Deze bundel Johan de Witt en Frankrijk. Een bloemlezing uit zijn correspondentie is een vervolg op de bundel met Engelse brieven, die ruim een jaar geleden verscheen (zie dit blog, 29 juli 2019). De opzet is gelijk. Aan de hand van ruim twintig brieven, geschreven tussen september 1653 en juni 1672, volgen we het politieke en persoonlijke leven van Johan de Witt. Er is steeds een inleiding op de context waarin de brief werd geschreven, de brief zelf wordt afgebeeld, dan volgen een transcriptie én een hertaling in hedendaags Nederland alsmede afsluitende noten. Heel degelijk en, als je er even de tijd voor neemt, best heel spannend.
Een voorbeeld van zo’n spannend verhaal schuilt achter de brief die Abraham de Wicquefort op 25 januari 1659 schreef aan Johan de Witt. De Wicquefort woonde in Parijs, waar hij de (on)officiële gezant was van enkele buitenlandse mogendheden, waaronder de keurvorst van Brandenburg. Hij diende ook Johan de Witt, voorzag hem van informatie die nuttig zou kunnen zijn voor de Republiek. Daarvoor ontving hij achthonderd pond per jaar, in die tijd een vorstelijke bedrag. Tegelijkertijd voorzag hij tegen betaling het Franse hof van informatie over de maatschappelijke en politieke ontwikkelingen in Holland. Een bloeiend handeltje, zou je zeggen. Het zou dan ook fout met hem aflopen …
Die brief van januari 1659 begint met een verslag van de Franse buitenlandse politiek jegens Zweden. Voor De Witt was dat wezenlijke informatie, daar had hij als raadpensionaris wat aan. Maar halverwege krijgt de roddelaar in De Wicquefort de overhand. Hij schakelt dan over op het liefdesleven van de jonge Lodewijk XIV, de latere Zonnekoning. En beschrijft in geuren en kleuren diens tomeloze verliefdheid op Anne-Madeleine de Conty d’Argencourt, een van de hofdames van zijn moeder Anna van Oostenrijk. Op een ochtend had Lodewijk zichzelf gedurende anderhalf uur samen met deze schone fee opgesloten in de badkamer van zijn moeder, terwijl hovelingen dit samenzijn uit alle macht probeerden te verhinderen maar stuitten op diens secretaris , die het genotsuurtje van zijn heer en meester met verve verdedigde. Wat moet de onkreukbare De Witt daarvan hebben gedacht?

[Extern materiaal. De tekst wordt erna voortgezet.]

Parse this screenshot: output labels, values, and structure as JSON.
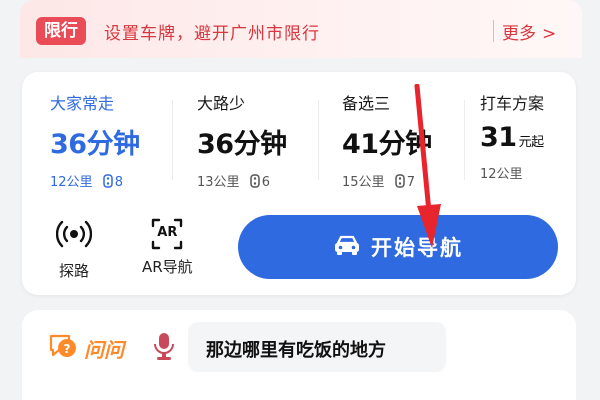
{
  "banner": {
    "badge": "限行",
    "text": "设置车牌，避开广州市限行",
    "more_label": "更多",
    "more_chevron": ">"
  },
  "routes": [
    {
      "name": "大家常走",
      "time": "36分钟",
      "distance": "12公里",
      "lights": "8",
      "active": true
    },
    {
      "name": "大路少",
      "time": "36分钟",
      "distance": "13公里",
      "lights": "6",
      "active": false
    },
    {
      "name": "备选三",
      "time": "41分钟",
      "distance": "15公里",
      "lights": "7",
      "active": false
    },
    {
      "name": "打车方案",
      "time": "31",
      "time_suffix": "元起",
      "distance": "12公里",
      "active": false
    }
  ],
  "actions": {
    "explore_label": "探路",
    "ar_icon_text": "AR",
    "ar_label": "AR导航",
    "start_nav_label": "开始导航"
  },
  "assistant": {
    "label": "问问",
    "query": "那边哪里有吃饭的地方"
  },
  "colors": {
    "accent": "#2f6ae0",
    "limit_red": "#e94c57",
    "arrow_red": "#e8242c",
    "ask_orange": "#ff8a2a"
  }
}
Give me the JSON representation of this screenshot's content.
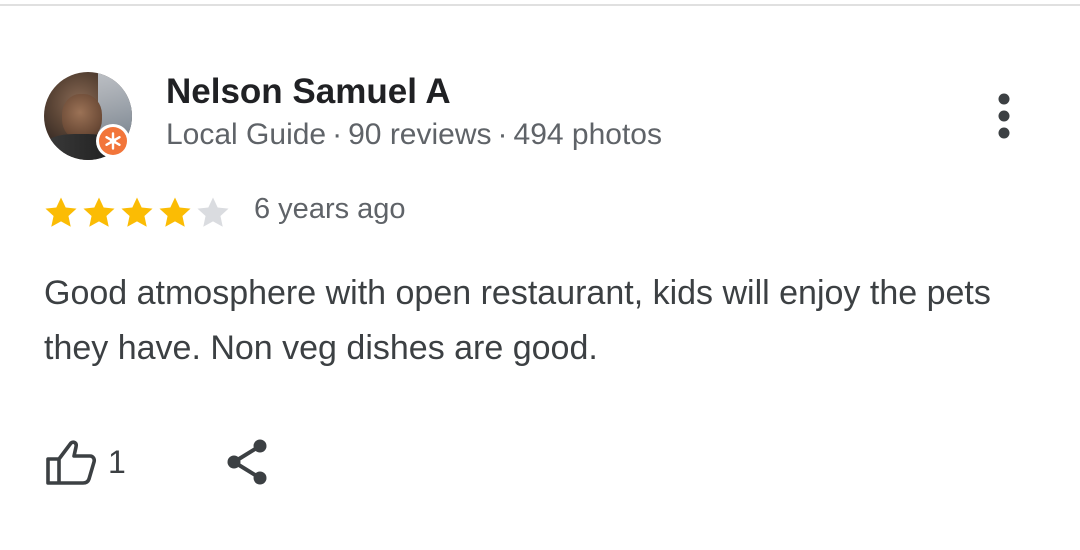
{
  "review": {
    "author": {
      "name": "Nelson Samuel A",
      "level": "Local Guide",
      "reviews": "90 reviews",
      "photos": "494 photos",
      "separator": "·",
      "avatar_icon": "profile-photo",
      "badge_icon": "local-guide-star-badge"
    },
    "rating": {
      "value": 4,
      "max": 5,
      "filled_color": "#fbbc04",
      "empty_color": "#dadce0"
    },
    "time": "6 years ago",
    "text": "Good atmosphere with open restaurant, kids will enjoy the pets they have. Non veg dishes are good.",
    "actions": {
      "like_icon": "thumb-up-icon",
      "like_count": "1",
      "share_icon": "share-icon",
      "more_icon": "more-vertical-icon"
    }
  }
}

Van een geheel ander kaliber is een brief van ruim vijf jaar later. Op 1 februari 1664 benaderde Christiaan Huygens vanuit Parijs De Witt over een serieus probleem. Omdat hij zo lang afwezig was, schreef Christiaan, had hij werkzaamheden van de testfase van het door hem ontwikkelde slingeruurwerk toevertrouwd aan Alexander Bruce, een bevriende uitvinder. Deze nu beweerde dat hij zodanige verbeteringen had aangebracht aan Christiaans prototype dat hij zelf de uitvinder van het slingeruurwerk was geworden. Hij wilde daar dan ook octrooi op aanvragen. Christiaan was ten einde raad, getuige zijn woorden ‘Ick geloove niet dat noodigh is U.Ed.t te thoonen de absurditeyt van dese procedure’. De Witt wist raad. Hij regelde een presentatie van het slingeruurwerk aan de Staten-Generaal, door Christiaan zelf. Met als resultaat, naast bewondering, een octrooi in de Republiek voor de duur van twintig jaar. De mannen waren bevriend. Ze hadden samen aan de Leidse universiteit hun eerste onderwijs in de wiskunde genoten, bij de befaamde Frans van Schooten de Jongere, en hielden sindsdien contact. De ontwikkeling van Christiaans slingeruurwerk was gebaseerd op grensverleggende wiskunde, De Witt zou voor hem door het vuur zijn gegaan.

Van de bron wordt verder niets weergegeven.